Because electricity will always follow the path of least resistance (no pun intended!) it will only ever register the lowest button push, no matter how many buttons you've got or are holding down.
It's certainly not a perfect solution, but definitely a handy one for when you don't need to read more than one button press. If you want to look at an option that will allow this with minimal GPIOs, take a look into multiplexing.
thanks for this article. I purchased one of these Analog Button Keyboards off Amazon and found the buttons to be noisy. Both in terms of the value returned by the analogRead() as well as the time it took to reach a stable state. On the way up I would get values that my code interpreted as other precesses. So I created some debounce and error correction logic around my button states.

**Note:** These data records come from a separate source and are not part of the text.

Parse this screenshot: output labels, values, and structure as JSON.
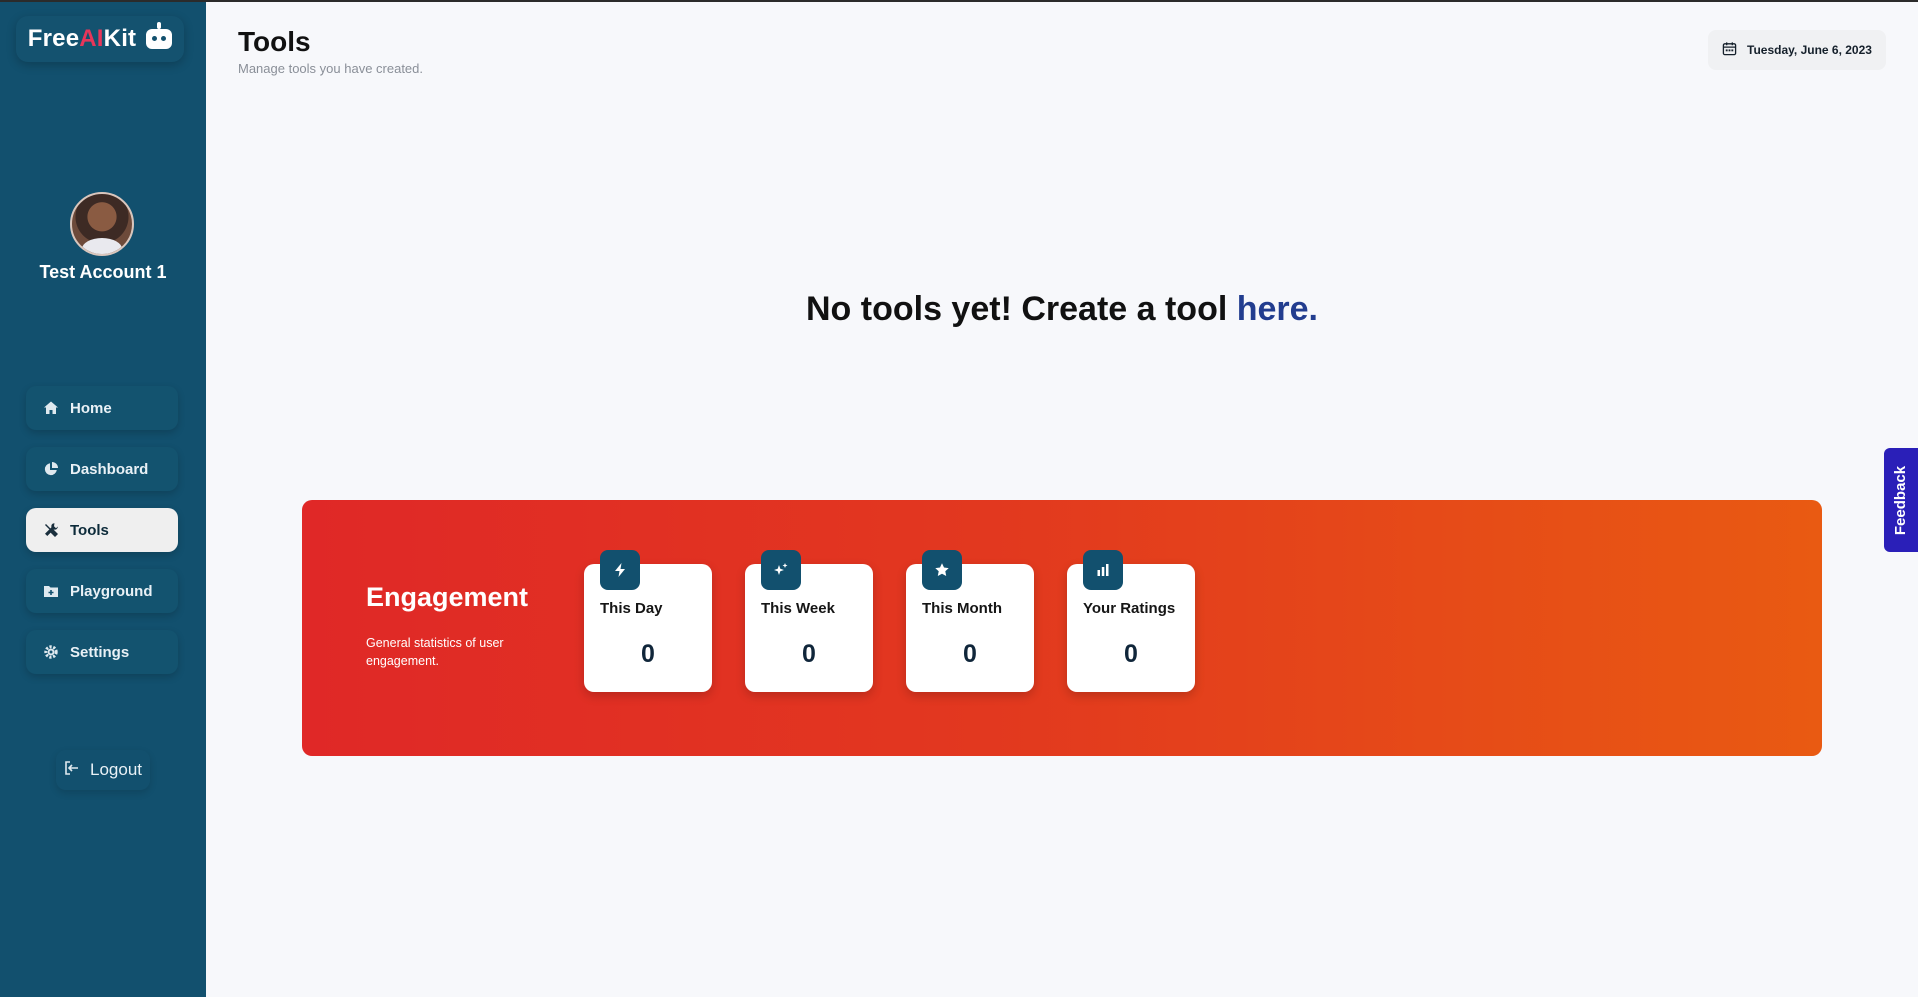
{
  "app": {
    "logo": {
      "part1": "Free",
      "part2": "AI",
      "part3": "Kit"
    },
    "brand_color": "#12506e",
    "accent_color": "#e8365a"
  },
  "user": {
    "name": "Test Account 1"
  },
  "sidebar": {
    "items": [
      {
        "label": "Home",
        "icon": "home-icon",
        "active": false
      },
      {
        "label": "Dashboard",
        "icon": "pie-chart-icon",
        "active": false
      },
      {
        "label": "Tools",
        "icon": "tools-icon",
        "active": true
      },
      {
        "label": "Playground",
        "icon": "folder-plus-icon",
        "active": false
      },
      {
        "label": "Settings",
        "icon": "gear-icon",
        "active": false
      }
    ],
    "logout_label": "Logout"
  },
  "header": {
    "title": "Tools",
    "subtitle": "Manage tools you have created.",
    "date": "Tuesday, June 6, 2023"
  },
  "empty_state": {
    "text": "No tools yet! Create a tool ",
    "link": "here."
  },
  "engagement": {
    "title": "Engagement",
    "description": "General statistics of user engagement.",
    "stats": [
      {
        "label": "This Day",
        "value": "0",
        "icon": "lightning-icon"
      },
      {
        "label": "This Week",
        "value": "0",
        "icon": "sparkle-icon"
      },
      {
        "label": "This Month",
        "value": "0",
        "icon": "star-icon"
      },
      {
        "label": "Your Ratings",
        "value": "0",
        "icon": "bar-chart-icon"
      }
    ]
  },
  "feedback": {
    "label": "Feedback"
  }
}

Which could also be noise introduced by my breadboard.(I didn't have a good way to determine that.)
Hello. I am currently trying to use this method for a circuit simulation. The arduino uno always returns 0 as the value and the analog pin reads 1023 all the time.
I have nine buttons.
Hi, I'm confused by the example: You have 5v and 5 switches, R1 = 1k, then R2,R3,R4,R5 are 1k resistors too. Your spreadsheet – shows 5x rows for "Closest R": 47000,12000,20000,39000,120000
Do you just repeat the 12000 resistor for all steps, as in your example, or should the resistors change on each step?
I am trying to do 3.3v with 4 switches. Am I correct this would be 3 steps of "closest R": 16000, or 5Ω
Many thanks.
I'm getting an off by one error, and I'm not sure what is causing it.
I'm building a circuit with 16 switches (Arduino Nano, ADC res 1023, 5v). I set the spreadsheet to 16 switches, and built the circuit with the recommended resistor values. I measured values, and plotted them against the expected values, and the measured values had a steeper slope than expected (measured values went from 0 to 1023, instead of the expected 0 to 960). The ADC measured the same value whether the last switch was open or closed.
If I set the spreadsheet to 17 switches, and built the circuit using the recommended resistor values (but left out the last resistor, and only used 16 switches), then the measured slope matched the expected values for a 16 switch ladder (0 to 960).